Her sister-in-law, Robyn Frahn, says Frances is an inspiration.
“Frances is not only a wife, but a mother, a director, a wool classer, a teacher, a cook, a tour guide and a cleaner,” she says, “…and how she can educate her two children via School of the Air every day and still run the family station.”
Frances says pleasing people is more difficult than managing sheep, but the effort is worth it when “you have a guest who leaves here happy – it is just as satisfying as pressing up the final bale of wool on the last day of shearing”.

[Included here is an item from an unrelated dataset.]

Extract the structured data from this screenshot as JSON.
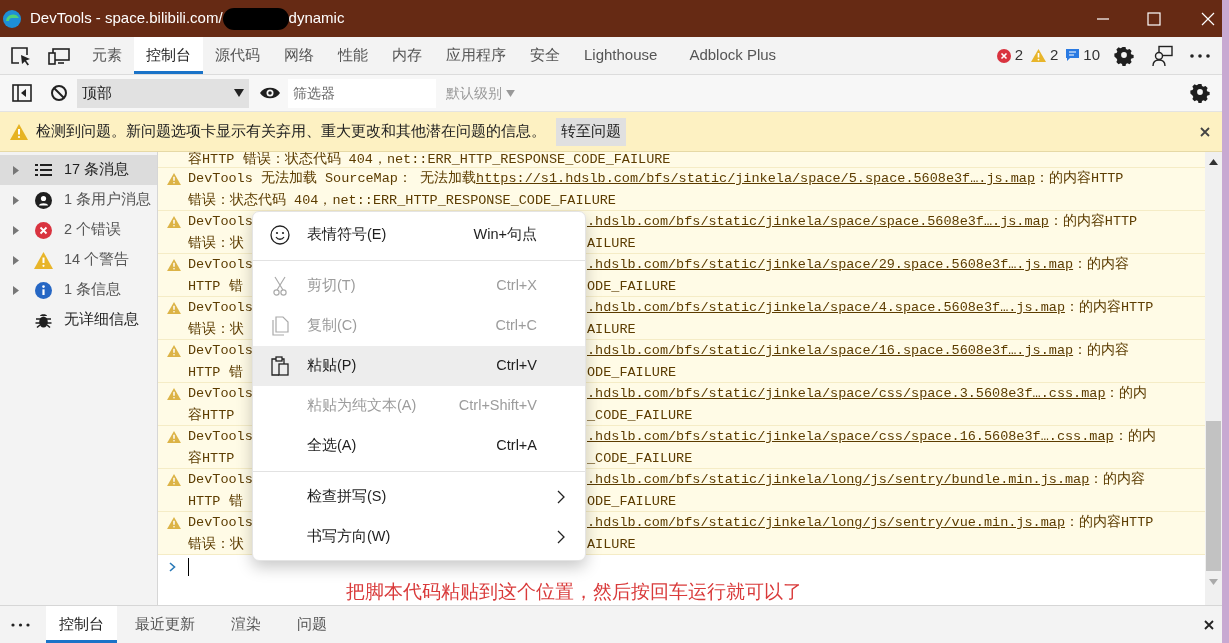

The tourism push was not hers alone, with Luke and the children equally committed, but it was her father, Richard, who inspired the idea in the first place.
“It started with my dad meeting people at side of road and asking them in for a cup of tea,” she says. “Sharing the family stories; that just becomes ingrained in you in such a special way.”
The family’s 160 agisted ewes returned to Holowiliena in November, and Frances and Luke just finished their first shearing after a three-year hiatus.
“It is what we set out to do, so it’s very exciting,” says Frances, who is sad her mother – who recently passed away – is not here to see the station’s recovery.
But her father, she says, is thrilled by both the tourism success, and the return of the sheep.
“After all he worked for to keep it going, to know all his hard work is going to be carried on, he is a very happy man.”